The orange chemical was "almost impossible to avoid," Powell said, covering some areas in drifts four feet deep. Fierce and frequent windstorms sent it swirling into the desert air and raining down on soldiers' clothes, equipment, vehicles—even their food. "It constantly got on our skin, our eyes, in our mouths and noses," Oregon Sgt. Rocky Bixby told the DPC.
And in sweltering summer temperatures that climbed to 120 degrees, remnants of the noxious powder would stick to soldiers' sweat-soaked fatigues and be carried back to base, exposing other members of their battalions.
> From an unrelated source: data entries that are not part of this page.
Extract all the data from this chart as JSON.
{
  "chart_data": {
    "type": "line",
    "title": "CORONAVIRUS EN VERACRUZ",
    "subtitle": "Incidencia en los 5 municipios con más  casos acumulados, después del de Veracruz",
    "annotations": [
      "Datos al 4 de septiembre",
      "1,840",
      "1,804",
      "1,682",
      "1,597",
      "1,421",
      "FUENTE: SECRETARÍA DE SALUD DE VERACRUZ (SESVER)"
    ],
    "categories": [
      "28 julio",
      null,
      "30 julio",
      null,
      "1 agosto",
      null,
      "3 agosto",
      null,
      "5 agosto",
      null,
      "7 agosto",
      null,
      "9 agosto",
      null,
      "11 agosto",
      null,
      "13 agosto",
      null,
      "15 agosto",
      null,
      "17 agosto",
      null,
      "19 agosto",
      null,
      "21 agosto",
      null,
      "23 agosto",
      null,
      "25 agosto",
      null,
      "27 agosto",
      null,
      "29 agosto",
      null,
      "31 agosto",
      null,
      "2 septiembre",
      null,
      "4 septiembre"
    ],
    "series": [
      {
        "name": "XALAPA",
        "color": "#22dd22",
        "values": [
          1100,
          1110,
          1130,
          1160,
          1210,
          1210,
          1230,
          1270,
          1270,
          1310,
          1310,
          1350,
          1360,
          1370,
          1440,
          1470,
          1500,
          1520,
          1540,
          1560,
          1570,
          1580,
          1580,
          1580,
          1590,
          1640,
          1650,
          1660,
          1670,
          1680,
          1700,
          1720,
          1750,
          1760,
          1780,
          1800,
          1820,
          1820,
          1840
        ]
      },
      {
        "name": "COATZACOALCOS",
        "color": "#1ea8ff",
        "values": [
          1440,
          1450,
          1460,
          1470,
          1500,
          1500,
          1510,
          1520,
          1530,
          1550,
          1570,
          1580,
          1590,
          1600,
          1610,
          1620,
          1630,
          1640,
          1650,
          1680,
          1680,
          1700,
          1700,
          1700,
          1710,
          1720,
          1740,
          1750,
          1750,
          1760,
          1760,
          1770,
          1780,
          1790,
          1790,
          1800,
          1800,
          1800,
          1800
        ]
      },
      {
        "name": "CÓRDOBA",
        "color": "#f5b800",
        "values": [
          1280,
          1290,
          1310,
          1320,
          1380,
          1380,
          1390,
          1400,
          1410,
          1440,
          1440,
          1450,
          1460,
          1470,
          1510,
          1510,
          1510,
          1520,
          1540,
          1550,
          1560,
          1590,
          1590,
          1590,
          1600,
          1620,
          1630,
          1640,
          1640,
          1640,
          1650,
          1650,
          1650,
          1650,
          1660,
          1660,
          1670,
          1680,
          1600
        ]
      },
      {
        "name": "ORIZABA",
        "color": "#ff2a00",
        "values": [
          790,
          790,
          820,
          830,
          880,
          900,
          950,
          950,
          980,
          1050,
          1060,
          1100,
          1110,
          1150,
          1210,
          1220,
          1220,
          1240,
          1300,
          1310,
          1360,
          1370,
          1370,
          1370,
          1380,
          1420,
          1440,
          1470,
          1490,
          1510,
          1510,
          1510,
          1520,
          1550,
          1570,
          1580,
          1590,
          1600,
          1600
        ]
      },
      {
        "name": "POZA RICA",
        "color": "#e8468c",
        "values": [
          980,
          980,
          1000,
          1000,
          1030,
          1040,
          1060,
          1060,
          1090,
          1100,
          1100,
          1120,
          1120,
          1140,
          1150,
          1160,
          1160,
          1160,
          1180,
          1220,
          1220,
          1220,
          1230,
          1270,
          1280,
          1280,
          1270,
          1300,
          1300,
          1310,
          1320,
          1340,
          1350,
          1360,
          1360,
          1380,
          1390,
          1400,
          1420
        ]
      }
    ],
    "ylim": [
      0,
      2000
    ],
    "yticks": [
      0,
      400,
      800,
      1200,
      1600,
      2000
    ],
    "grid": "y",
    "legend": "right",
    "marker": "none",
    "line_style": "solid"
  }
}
The above is from Adam Lichtenheld and Byron Moore's "No Contractor Left Behind Part I: KBR, the Pentagon and the Soldiers Who Paid" (DC Bureau). That is part one of what is planned to be a four-part series. Staying on the topic of service members, Keiffer Wilhelm died in Iraq. Dropping back to the August 21st snapshot for details:
Today the US military announced that Staff Sgt Enoch Chatman, Staff Sgt Bob Clements, Sgt Jarrett Taylor and Spc Daniel Weber are all "charged with cruelty and maltreatment of subordinates . . . The four Soliders are alleged to have treated Soldiers within their platoon inappropriately." CNN states they are accused of "cruelty and maltreatment of four subordinates in Iraq after a suicide investigation brought to light alleged wrongdoing, the military said Friday." Michelle Tan (Army Times via USA Today) reports, "The alleged mistreatment consisted of verbal abuse, physical punishment and ridicule of the subordinate soldiers, Lt. Col. Kevin Olson, spokesman for Multi-National Division-South wrote in an e-mail to Army Times."
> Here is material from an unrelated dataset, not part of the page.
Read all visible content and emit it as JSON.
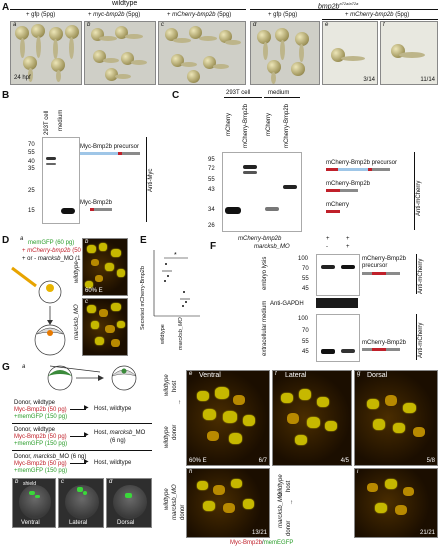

Chris Roberts (El Paso Times) has reported that Keiffer Wilhelm "was abused by his 'first-line supervisors,' Sgt. Brandon LeFlor wrote in an e-mail. He is a spokesman for Multi-National Division-South in Basra, Iraq." We noted the case most recently in the September 24th snapshot:
Today Erik Shilling (Mansfield News Journal) reports that the military has deicded to toss out any murder charges which "means extended jail terms and dishonorable discharges are likely the stiffest penalties the accused will face." Schilling reports:
Stateside, Keiffer's father has been trying to cope. His son's body was cremated shortly after a memorial service in Willard on Aug. 13, and Shane said he plans to place a headstone in Keiffer's honor at a church in Greenwich.
A fund Shane started to defray the costs of flying to Iraq in a couple of weeks for the arraignments of some of the soldiers has garnered about $9,000 so far, he said, enough to pay for plane tickets for Shane, his wife and an uncle.
"We've got all the forms filled out, the Army gave us permission, and we're definitely going to go," he said.
Shane expects to recover his son's clothing and laptop. As for an iPhone, Army officials originally told Shane it was recovered, but "now it's disappeared," he said.
The trials will be overseas, Shane was told, because that's where the evidence and witnesses are, and a stateside trial would be too expensive.
Suicides are on the rise in the military. Jeanette Steele (San Diego Union-Tribune) reports on a Defense Dept panel will examine the issue. Steele provides stories from survivors of loved ones who've taken their own lives such as this one:
Gunnery Sgt. James F. Gallagher always said, "I'm fine. I've got it." A career military man, he mentored young Marines in his Camp Pendleton infantry company.
But his world crumbled soon after his seven-month combat duty in Iraq in 2005, during which his unit lost men, including the company captain.
Back home, he got stuck in a classroom and then was transferred to another unit, which meant staying behind while his men deployed to Japan and a perceived loss of status.
Gallagher, 40, showed none of his despair.
Not until one day in 2006 when his wife, Mary, got an odd series of phone calls. Gallagher rarely telephoned to chat midday. He kept telling Mary that he loved her. For once in his life he said, "I don't think I can do this."
She was puzzled. But never, never did she expect to find her husband dead by his own hand when she and their children returned home. Gallagher hanged himself in their Camp Pendleton garage.